[Math] Under what conditions does QR decomposition lead to a non-invertible upper triangular matrix

linear regressionmatrix decomposition

I've been reading up on QR decomposition within the context of linear regression. The predictive equation from linear regression is :

$y_{predict} = \beta X$

Where $X$ is an [N samples, p variables] matrix) and $\beta$ are the coefficients. Following the Normal Equations approach and minimizing the square sum of the residuals, one finds that $\beta$ is :

$\beta = (X^{T} X)^{-1} X^{T} $

The problem with this that sometimes $X^{T} X$ is not invertible. So it seems that QR decomposition of X may be a way around it. I.e

$X = QR$

Using QR decomposition, the coefficients $\beta$ are :

$\beta = R^{-1}Q^{T}y$

The advantage seems obvious that it is easier to handle the upper triangular matrix, $R$, then trying to invert the possibly singular matrix $(X^{T} X)$. Regarding upper triangular matrices, Wikipedia says

Note that a triangular matrix is invertible precisely when its
diagonal entries are invertible (non-zero).

QUESTION : Under what conditions is $R$ non-invertible when QR decomposition is done in linear regression?

Best Answer

We know from the properties of determinants that

$\det(X) = det(Q)det(R)$

If $X$ is a square matrix (we'll handle non-square matrices later), we know that Q will be an orthogonal matrix. Orthogonal matrices have determinants equal to $1$ or $-1$. Which means if

$\det(X) = \pm 1 \det(R) = 0$

So $\det(R) = 0$ are when $\det(X) = 0$. This means that R is not invertible when $X$ is not full rank. Recall in a non-full rank matrix some of the rows are not linearly independent. Below is an example of such matrix:

$X = \begin{bmatrix} 6 & 0 & -6 \\ 2 & 4 & 1 \\ 1 & 4 & 2 \end{bmatrix}$

Very clearly, $row 1$ is a linear combination of $6 \times (row 2) - 6 \times (row 3)$. This means that A is not full rank, its determinant is 0 (as shown above) and is thus singular. Solving this with Python's numpy:

import numpy as np
>>> X = np.asarray([[6, 0, -6], [2,4,1], [1,4,2]])
>>> np.linalg.det(X)
0.0
>>> (Q,R)=np.linalg.qr(X)
>>> R
array([[ -6.40312424e+00,  -1.87408514e+00,   4.99756038e+00],
       [  0.00000000e+00,  -5.33739683e+00,  -4.00304762e+00],
       [  0.00000000e+00,   0.00000000e+00,  -8.88178420e-16]])
>>> np.linalg.inv(R)
array([[ -1.56173762e-01,   5.48362688e-02,  -1.12589991e+15],
       [ -0.00000000e+00,  -1.87357252e-01,   8.44424930e+14],
       [ -0.00000000e+00,  -0.00000000e+00,  -1.12589991e+15]])
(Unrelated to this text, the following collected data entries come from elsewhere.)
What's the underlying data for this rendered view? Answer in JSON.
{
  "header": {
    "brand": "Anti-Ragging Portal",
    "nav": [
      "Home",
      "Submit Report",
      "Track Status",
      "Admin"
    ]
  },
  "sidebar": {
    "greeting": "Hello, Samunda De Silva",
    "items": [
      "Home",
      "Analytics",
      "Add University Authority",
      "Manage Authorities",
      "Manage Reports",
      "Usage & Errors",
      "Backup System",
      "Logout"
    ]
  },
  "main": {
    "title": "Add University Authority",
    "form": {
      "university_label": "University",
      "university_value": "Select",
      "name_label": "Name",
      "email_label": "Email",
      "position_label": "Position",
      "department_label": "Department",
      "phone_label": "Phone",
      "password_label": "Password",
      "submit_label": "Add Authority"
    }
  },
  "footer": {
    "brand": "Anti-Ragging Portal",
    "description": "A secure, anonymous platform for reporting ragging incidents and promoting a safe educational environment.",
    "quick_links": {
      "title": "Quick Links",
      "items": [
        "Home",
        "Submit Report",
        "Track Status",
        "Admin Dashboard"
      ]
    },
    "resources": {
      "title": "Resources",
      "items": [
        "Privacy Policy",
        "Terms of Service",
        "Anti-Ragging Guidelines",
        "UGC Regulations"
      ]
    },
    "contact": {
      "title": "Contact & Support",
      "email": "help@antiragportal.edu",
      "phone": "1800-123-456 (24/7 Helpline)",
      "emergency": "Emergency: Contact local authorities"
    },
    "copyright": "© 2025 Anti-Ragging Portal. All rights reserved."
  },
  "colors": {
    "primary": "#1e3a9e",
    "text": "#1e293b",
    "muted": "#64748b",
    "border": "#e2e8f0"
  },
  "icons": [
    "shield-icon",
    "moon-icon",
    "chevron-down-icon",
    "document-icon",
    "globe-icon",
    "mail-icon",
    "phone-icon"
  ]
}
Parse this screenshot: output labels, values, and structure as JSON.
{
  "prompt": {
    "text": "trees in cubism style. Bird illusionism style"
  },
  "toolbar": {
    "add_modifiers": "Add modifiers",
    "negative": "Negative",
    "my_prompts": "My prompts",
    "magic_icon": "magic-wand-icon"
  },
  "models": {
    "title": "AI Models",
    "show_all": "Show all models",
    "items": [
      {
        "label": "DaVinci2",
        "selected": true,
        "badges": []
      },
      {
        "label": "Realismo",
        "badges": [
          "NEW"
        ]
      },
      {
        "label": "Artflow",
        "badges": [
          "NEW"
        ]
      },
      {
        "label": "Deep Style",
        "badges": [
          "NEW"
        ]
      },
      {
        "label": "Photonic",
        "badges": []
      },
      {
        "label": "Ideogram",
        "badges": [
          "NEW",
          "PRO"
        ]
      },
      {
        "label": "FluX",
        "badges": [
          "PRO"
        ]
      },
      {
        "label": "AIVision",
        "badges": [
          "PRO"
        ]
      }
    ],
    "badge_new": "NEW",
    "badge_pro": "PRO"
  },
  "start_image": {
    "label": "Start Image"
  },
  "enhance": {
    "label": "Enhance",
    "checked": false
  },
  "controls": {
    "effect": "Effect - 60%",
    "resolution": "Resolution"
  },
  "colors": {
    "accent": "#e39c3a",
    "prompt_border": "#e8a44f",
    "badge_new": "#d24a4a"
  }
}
Clearly looking at the value of $R_{3,3} \approx 0$ (likely not $0$ b/c of numerical artifacts form the QR solver). This leads to exploding values in $R^{-1}$. Despite the fact that numpy 'inverted' $R$, one should be cautious of accepting such diverging values.

Another case where $R$ is not invertible, is when $X$ is an $m \times n$ matrix where $n>m$. This is also a case where $X$ is underdetermined. This leads to an $R$ matrix that is $m \times n$, which will not have an inverse.